The announcement comes more than a year after a U.S. Army Black Hawk helicopter collided with an American Airlines regional jet near Ronald Reagan Washington National Airport, killing 67 people.
The FAA also identified two recent incidents that led to a policy change, including an incident involving a commercial plane and a police helicopter at San Antonio International Airport in February, and a second incident in March involving a Beechcraft 99 and a helicopter at Hollywood Burbank Airport, near Los Angeles.
“We proactively mitigate risks before they impact the traveling public,” FAA Administrator Bryan Bedford said in a statement. “We identified an over-reliance on see-and-avoid operations by pilots who contribute to security events involving helicopters and aircraft.”

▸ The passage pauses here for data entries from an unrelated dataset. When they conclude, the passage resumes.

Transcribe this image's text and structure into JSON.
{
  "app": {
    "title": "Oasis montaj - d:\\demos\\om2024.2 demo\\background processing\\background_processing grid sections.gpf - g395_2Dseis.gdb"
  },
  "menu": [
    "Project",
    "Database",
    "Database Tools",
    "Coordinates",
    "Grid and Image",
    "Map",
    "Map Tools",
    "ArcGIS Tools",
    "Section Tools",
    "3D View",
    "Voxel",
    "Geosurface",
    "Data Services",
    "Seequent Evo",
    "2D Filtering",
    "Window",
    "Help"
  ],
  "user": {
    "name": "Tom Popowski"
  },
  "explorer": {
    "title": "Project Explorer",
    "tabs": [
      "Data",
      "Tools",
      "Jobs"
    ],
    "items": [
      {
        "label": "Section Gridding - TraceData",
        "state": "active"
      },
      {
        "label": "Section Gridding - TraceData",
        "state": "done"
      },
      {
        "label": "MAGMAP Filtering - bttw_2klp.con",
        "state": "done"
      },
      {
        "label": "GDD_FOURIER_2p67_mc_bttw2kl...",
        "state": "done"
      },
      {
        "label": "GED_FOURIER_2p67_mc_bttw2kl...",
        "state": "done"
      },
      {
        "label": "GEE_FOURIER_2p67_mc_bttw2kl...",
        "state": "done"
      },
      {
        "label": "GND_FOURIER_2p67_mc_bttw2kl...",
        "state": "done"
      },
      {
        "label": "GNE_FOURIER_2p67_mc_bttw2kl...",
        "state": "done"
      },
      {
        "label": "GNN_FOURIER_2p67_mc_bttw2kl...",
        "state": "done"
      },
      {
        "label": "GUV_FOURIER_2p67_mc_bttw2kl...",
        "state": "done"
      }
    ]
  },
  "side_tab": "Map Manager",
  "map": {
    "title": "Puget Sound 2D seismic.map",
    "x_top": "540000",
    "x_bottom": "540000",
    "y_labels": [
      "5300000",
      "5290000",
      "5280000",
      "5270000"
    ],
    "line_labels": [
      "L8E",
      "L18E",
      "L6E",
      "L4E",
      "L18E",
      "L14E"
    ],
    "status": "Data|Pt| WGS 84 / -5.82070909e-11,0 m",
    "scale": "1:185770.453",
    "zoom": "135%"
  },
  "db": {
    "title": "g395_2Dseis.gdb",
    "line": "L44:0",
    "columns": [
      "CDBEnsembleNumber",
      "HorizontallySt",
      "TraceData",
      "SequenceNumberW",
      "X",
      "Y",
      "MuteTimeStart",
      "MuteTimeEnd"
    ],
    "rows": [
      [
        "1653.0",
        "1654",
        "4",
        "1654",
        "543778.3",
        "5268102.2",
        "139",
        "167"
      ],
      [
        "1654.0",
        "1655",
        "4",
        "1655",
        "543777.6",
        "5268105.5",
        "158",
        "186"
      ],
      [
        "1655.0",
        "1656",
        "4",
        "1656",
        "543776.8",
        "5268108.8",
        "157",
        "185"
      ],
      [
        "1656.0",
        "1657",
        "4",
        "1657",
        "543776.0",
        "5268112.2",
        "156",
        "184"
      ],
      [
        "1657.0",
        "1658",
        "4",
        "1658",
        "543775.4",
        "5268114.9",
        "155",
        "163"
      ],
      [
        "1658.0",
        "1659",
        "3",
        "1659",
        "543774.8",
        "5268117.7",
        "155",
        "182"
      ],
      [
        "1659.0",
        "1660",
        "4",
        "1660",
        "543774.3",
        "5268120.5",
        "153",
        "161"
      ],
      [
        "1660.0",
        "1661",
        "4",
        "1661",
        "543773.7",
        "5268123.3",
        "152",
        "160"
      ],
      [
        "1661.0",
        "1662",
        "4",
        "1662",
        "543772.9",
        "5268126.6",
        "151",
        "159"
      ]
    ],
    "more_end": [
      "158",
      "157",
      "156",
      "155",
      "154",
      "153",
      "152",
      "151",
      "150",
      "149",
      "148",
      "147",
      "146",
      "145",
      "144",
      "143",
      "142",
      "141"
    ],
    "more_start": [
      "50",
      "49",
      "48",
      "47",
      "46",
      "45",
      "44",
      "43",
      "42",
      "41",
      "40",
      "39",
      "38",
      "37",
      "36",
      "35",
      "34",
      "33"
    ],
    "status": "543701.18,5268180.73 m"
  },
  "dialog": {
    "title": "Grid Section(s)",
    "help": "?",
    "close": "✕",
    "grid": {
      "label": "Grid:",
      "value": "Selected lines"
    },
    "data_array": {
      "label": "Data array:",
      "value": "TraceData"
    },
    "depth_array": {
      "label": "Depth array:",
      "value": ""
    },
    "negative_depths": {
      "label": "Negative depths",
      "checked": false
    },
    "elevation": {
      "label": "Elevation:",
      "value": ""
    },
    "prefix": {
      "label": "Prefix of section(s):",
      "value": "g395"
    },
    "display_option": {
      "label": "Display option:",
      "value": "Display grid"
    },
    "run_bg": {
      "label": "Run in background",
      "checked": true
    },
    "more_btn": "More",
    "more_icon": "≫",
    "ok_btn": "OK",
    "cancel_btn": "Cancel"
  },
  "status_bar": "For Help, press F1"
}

Visual separation is a procedure by which air traffic controllers alert pilots of the presence of a nearby aircraft and instruct them to avoid the other craft through visual observation.
The FAA says its data analysis found that visual separation is “not a sufficient safety mitigation tool” in high-traffic areas. In the future, the FAA says air traffic controllers must instead rely on radar to actively manage planes to keep them separated at specific distances.
In its final report on the mid-air collision near Washington, the National Transportation Safety Board blamed the accident in part on the air traffic system’s “overreliance on visual separation” as well as the helicopter crew’s “lack of effective pilot-enforced visual separation.”
Investigators say the helicopter crew likely never saw the plane before the collision, which resulted in the deadliest U.S. air disaster in decades.